A responsável referiu que o acesso dos menores, desde muito cedo, aos ecrãs e redes sociais, “é um tema emergente, vivemos na era tecnológica”, sublinhando que “é importante que as pessoas prestem atenção aos problemas associados ao uso excessivo das redes sociais, como fazer prevenção e estar alerta a mudança de comportamento das crianças e jovens.

Sandra Andrade ressalvou que o tempo que os menores passam em frente aos ecrãs e redes sociais, “cujo acesso acontece desde que nascem”, se deve ao facto de os pais utilizam os equipamentos. “Não queremos culpar os pais. Eles não têm culpa.
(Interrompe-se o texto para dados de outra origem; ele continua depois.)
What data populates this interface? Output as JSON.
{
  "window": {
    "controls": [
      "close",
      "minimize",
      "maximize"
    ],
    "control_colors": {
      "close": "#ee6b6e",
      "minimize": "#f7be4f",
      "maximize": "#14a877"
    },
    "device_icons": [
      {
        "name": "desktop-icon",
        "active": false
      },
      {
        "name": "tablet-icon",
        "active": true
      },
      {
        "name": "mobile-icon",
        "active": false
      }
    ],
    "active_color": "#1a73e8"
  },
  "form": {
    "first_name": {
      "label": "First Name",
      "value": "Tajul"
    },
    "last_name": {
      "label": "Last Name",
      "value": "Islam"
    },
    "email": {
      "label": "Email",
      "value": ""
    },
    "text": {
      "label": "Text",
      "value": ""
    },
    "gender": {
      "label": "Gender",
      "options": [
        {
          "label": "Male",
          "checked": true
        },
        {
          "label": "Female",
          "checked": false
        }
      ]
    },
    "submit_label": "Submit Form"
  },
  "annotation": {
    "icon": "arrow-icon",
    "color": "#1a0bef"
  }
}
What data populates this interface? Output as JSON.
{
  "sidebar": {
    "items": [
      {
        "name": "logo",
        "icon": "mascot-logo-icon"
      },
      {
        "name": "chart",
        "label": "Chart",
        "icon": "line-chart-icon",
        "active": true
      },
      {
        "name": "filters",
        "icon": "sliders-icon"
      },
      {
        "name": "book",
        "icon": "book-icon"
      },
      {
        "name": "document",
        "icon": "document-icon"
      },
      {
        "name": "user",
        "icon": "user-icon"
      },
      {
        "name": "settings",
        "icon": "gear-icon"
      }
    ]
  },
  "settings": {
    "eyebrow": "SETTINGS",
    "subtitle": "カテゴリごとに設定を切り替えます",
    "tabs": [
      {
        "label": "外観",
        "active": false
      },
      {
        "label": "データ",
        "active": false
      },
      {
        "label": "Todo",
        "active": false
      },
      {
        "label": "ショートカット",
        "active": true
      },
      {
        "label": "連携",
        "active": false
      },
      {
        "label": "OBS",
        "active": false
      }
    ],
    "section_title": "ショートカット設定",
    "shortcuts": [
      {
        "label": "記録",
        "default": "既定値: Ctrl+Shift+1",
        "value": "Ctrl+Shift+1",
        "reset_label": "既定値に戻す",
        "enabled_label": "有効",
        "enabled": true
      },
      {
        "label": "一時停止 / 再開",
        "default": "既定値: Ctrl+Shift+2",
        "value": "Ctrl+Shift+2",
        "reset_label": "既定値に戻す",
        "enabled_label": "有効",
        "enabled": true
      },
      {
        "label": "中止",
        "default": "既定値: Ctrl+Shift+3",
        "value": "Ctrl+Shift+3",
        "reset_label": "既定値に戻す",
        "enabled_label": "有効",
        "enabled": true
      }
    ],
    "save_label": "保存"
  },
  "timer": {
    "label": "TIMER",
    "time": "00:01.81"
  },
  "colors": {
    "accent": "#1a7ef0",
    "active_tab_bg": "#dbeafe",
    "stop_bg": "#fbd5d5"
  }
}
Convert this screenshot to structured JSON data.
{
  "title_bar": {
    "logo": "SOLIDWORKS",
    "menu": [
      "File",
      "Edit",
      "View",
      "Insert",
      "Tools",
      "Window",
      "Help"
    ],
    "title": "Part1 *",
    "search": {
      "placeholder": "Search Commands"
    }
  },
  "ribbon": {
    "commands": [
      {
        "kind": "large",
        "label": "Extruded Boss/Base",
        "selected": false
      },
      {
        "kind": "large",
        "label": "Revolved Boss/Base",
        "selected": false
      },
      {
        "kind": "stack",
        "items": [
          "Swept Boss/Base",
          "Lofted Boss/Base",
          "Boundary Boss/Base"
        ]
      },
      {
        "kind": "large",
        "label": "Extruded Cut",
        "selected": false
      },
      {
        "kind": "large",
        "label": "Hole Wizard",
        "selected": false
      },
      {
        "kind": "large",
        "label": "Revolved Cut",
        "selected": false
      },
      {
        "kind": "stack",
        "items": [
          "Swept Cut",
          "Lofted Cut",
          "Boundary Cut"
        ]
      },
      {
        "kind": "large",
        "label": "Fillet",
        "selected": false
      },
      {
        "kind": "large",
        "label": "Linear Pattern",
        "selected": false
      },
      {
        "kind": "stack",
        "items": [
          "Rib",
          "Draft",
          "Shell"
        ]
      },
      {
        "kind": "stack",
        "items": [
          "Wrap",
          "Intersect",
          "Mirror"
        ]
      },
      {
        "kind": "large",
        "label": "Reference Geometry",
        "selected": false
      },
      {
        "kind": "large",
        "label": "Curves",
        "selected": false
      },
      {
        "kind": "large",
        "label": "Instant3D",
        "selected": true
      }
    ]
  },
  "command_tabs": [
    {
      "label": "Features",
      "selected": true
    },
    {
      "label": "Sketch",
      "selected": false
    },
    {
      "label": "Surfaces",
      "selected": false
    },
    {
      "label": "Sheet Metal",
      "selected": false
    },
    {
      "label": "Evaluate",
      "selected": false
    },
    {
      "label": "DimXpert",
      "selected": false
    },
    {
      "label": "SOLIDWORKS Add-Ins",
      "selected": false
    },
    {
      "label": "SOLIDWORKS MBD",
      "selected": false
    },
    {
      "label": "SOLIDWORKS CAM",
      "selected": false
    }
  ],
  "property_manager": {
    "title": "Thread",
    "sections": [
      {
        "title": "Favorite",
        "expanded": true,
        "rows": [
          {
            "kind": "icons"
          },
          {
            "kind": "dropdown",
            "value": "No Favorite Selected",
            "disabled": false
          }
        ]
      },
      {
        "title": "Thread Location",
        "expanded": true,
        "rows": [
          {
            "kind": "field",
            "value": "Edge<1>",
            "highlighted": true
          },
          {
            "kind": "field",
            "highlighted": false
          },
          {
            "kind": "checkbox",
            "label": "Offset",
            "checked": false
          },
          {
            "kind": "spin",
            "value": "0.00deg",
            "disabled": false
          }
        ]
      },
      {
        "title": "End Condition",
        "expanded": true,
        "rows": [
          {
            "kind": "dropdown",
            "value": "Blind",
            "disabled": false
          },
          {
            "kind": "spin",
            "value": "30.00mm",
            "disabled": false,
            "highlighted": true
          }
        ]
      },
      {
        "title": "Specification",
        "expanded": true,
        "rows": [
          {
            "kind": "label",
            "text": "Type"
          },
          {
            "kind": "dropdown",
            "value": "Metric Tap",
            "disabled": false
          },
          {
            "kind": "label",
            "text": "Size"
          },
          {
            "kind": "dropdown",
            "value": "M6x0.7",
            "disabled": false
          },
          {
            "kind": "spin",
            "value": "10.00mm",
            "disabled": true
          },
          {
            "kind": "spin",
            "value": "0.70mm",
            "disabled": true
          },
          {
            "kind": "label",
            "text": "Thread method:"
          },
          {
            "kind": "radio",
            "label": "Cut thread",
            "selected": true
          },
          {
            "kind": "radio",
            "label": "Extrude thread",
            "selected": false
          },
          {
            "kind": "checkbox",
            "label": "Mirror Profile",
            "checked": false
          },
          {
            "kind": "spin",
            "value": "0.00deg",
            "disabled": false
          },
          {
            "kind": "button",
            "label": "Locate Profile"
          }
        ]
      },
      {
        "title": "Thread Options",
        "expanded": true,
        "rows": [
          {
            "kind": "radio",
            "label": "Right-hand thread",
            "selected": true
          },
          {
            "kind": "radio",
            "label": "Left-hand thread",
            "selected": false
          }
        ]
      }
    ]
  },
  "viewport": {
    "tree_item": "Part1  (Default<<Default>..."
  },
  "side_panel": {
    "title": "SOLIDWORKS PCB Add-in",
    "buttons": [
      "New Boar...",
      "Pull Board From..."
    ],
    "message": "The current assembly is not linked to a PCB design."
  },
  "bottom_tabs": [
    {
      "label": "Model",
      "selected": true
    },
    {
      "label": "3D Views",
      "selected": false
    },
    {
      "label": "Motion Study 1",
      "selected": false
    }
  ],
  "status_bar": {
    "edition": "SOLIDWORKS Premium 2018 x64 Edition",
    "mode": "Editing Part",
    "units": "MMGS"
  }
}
A nossa geração não foi ensinada como agir nestes casos”. O objetivo, vincou a coordenadora da CPCJ da Calheta, é que não sendo os progenitores culpados, eles são “responsáveis”. Por isso, entende que “temos de responsabilizar os pais das suas funções parentais”.

Ao longo do evento, foram dinamizados dois painéis, nomeadamente ‘Prevenção e combate ao uso excessivo dos ecrãs’ e ‘Prevenção e combate à violência online contra crianças e jovens”, que contaram com oradores de diferentes organismos na Região, como da Unidade Operacional de Intervenção em Comportamentos Aditivos e Dependências, Ordem dos Psicólogos, Segurança Social, e Polícia judiciária.